The measures include a new fuel standard for ships and a global pricing mechanism for emissions, setting a minimum fee of $100 per excess ton of greenhouse gas (GHG) emissions above certain thresholds.
This fee is “effectively the first global tax on greenhouse gas emissions,” reports AP News.
“These measures, set to be formally adopted in October 2025 before entry into force in 2027, will become mandatory for large ocean-going ships over 5,000 gross tonnage, which emit 85% of the total CO2 emissions from international shipping,” adds the IMO press release.
The United States left the conference and urged “other countries to do the same and threatening to impose ‘reciprocal measures’ against any fees charged on U.S. ships,” Reuters says.
No other countries are reported to have left the discussions.
“‘The U.S. is just one country, and that one country cannot derail this entire process,’ said Faig Abbasov, shipping director for Transport and Environment, a European advocacy group that has pushed to clean up the maritime industry. The agreement is the ‘first binding decision that will force shipping companies to decarbonize and switch to alternative fuels,’” according to The New York Times.
Objectives
The goal is to achieve the climate targets set out in the 2023 IMO Strategy on the Reduction of GHG Emissions from Ships; accelerate the introduction of zero and near-zero GHG fuels, technologies, and energy sources; and provide support for the transition to these fuels and technologies.
“The thresholds set through the agreement will get stricter over time to try to reach the IMO’s goal of net zero across the industry by about 2050,” adds AP News.
Under the draft regulations, ships will be required to comply with:
- Global fuel standard: Ships must reduce, over time, their annual GHG fuel intensity (GFI)—that is, how much GHG is emitted for each unit of energy used. This is calculated using a well-to-wake approach.
- Global economic measure: Ships emitting above GFI thresholds will have to acquire remedial units to balance their deficit emissions, while those using zero or near-zero GHG technologies will be eligible for financial rewards.
Ensuring compliance
The measures provide for two levels of compliance with GFI targets: a base target and a direct compliance target at which ships would be eligible to earn “surplus units.”

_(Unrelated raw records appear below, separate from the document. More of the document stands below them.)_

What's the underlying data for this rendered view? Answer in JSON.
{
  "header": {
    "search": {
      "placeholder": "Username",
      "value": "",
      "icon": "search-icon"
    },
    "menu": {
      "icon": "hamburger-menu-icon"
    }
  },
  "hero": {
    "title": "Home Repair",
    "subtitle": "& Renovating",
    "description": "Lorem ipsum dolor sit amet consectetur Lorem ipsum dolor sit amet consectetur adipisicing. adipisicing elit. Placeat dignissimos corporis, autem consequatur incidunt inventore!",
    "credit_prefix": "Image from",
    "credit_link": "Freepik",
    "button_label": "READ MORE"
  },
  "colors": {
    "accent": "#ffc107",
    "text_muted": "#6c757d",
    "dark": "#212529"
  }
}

Ships that emit above the set thresholds can balance their emissions deficit by:
- Transferring surplus units from other ships,
- Using surplus units they’ve already banked, or
- Using remedial units acquired through contributions to the IMO Net-Zero Fund.
IMO Net-Zero Fund
The IMO Net-Zero Fund will be established to collect pricing contributions from emissions. Annual fees collected are estimated to be $11 billion to $13 billion.
These revenues will then be disbursed to:
- Reward low-emission ships.
- Support innovation, research, infrastructure, and transition initiatives in developing countries.

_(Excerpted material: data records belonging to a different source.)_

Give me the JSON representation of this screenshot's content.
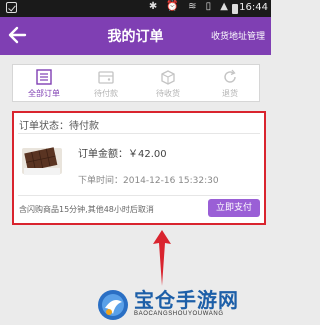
{
  "status_bar": {
    "time": "16:44",
    "icons": [
      "bluetooth-icon",
      "alarm-icon",
      "wifi-icon",
      "sim-icon",
      "signal-icon",
      "battery-icon"
    ]
  },
  "header": {
    "title": "我的订单",
    "address_link": "收货地址管理",
    "background": "#7f3fb3"
  },
  "tabs": [
    {
      "label": "全部订单",
      "icon": "list-icon",
      "active": true
    },
    {
      "label": "待付款",
      "icon": "wallet-icon",
      "active": false
    },
    {
      "label": "待收货",
      "icon": "package-icon",
      "active": false
    },
    {
      "label": "退货",
      "icon": "refresh-icon",
      "active": false
    }
  ],
  "order": {
    "status": "订单状态：待付款",
    "amount": "订单金额：￥42.00",
    "time": "下单时间：2014-12-16 15:32:30",
    "notice": "含闪购商品15分钟,其他48小时后取消",
    "pay_button": "立即支付",
    "product_icon": "chocolate-bar-image",
    "highlight_color": "#d9242e"
  },
  "watermark": {
    "title": "宝仓手游网",
    "subtitle": "BAOCANGSHOUYOUWANG"
  }
}
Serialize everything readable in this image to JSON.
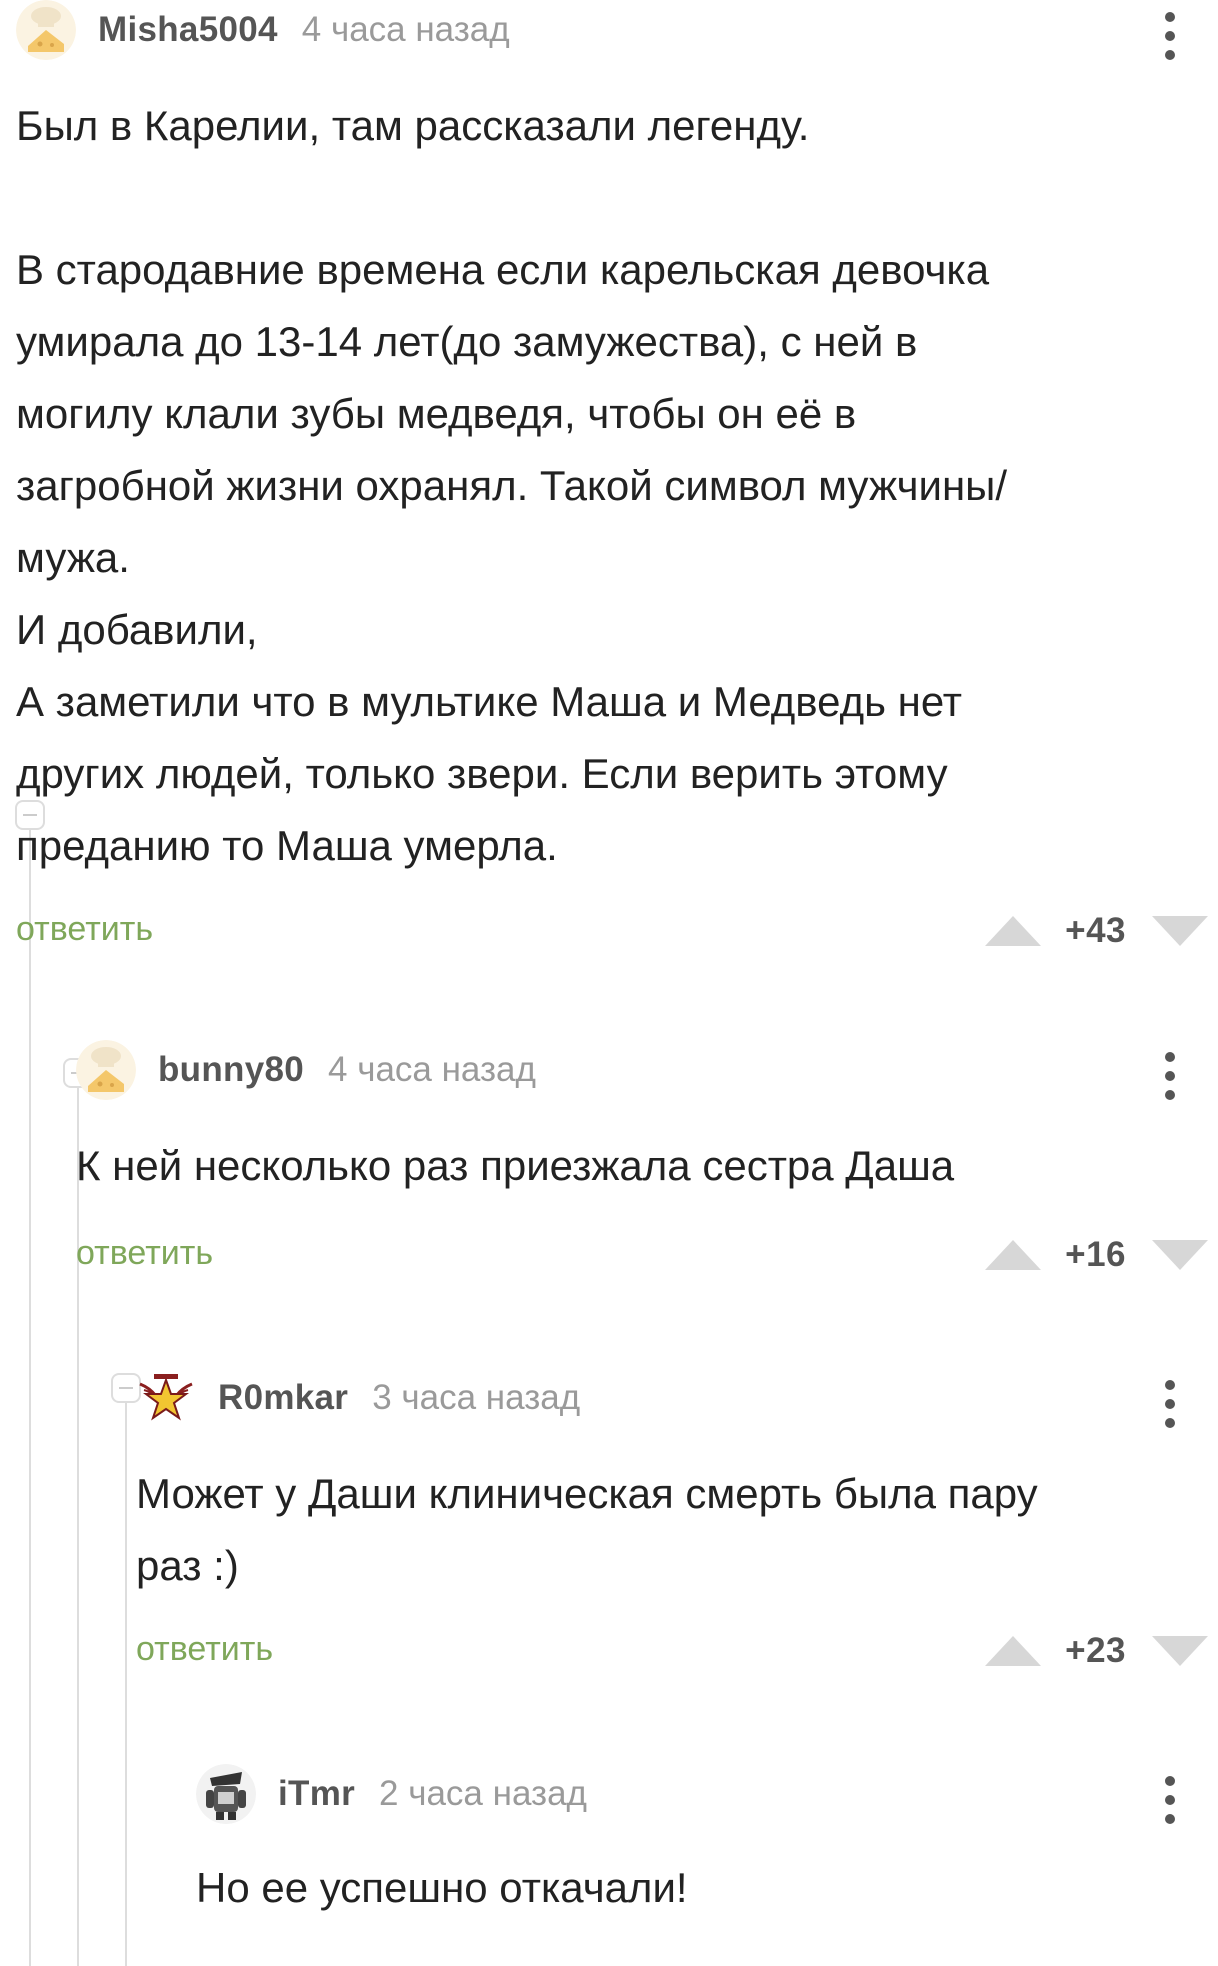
{
  "comments": [
    {
      "username": "Misha5004",
      "time": "4 часа назад",
      "avatar": "chef-cheese-avatar",
      "text": "Был в Карелии, там рассказали легенду.\n\nВ стародавние времена если карельская девочка\nумирала до 13-14 лет(до замужества), с ней в\nмогилу клали зубы медведя, чтобы он её в\nзагробной жизни охранял. Такой символ мужчины/\nмужа.\nИ добавили,\nА заметили что в мультике Маша и Медведь нет\nдругих людей, только звери. Если верить этому\nпреданию то Маша умерла.",
      "reply_label": "ответить",
      "rating": "+43"
    },
    {
      "username": "bunny80",
      "time": "4 часа назад",
      "avatar": "chef-cheese-avatar",
      "text": "К ней несколько раз приезжала сестра Даша",
      "reply_label": "ответить",
      "rating": "+16"
    },
    {
      "username": "R0mkar",
      "time": "3 часа назад",
      "avatar": "winged-star-avatar",
      "text": "Может у Даши клиническая смерть была пару\nраз :)",
      "reply_label": "ответить",
      "rating": "+23"
    },
    {
      "username": "iTmr",
      "time": "2 часа назад",
      "avatar": "robot-figure-avatar",
      "text": "Но ее успешно откачали!"
    }
  ],
  "colors": {
    "reply_link": "#7fa75a",
    "username": "#555555",
    "timestamp": "#9a9a9a",
    "vote_arrow": "#d7d7d7",
    "branch_line": "#dddddd"
  }
}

- Fund training, technology transfer, and capacity-building to support the IMO GHG Strategy.
- Mitigate negative impacts on vulnerable states, such as Small Island Developing States and Least Developed Countries.
The IMO Net-Zero Framework will be included in a new Chapter 5 of Annex VI (Prevention of air pollution from ships) to the International Convention for the Prevention of Pollution from Ships (MARPOL).
Criticism
While environmentalists support the decision, they say it doesn’t go far enough, according to TIME magazine.
“The fee doesn’t drive enough emission reductions and it won’t raise enough revenue to help developing countries transition to greener shipping, said Emma Fenton, senior director for climate diplomacy at a U.K.-based climate change nonprofit, Opportunity Green,” TIME notes.
“Fenton said the measure actually opens the door for a scenario where ships can pay to pollute instead of decarbonize, because it could be cheaper to simply absorb the fee than to make changes to reduce emissions, like switching fuels.”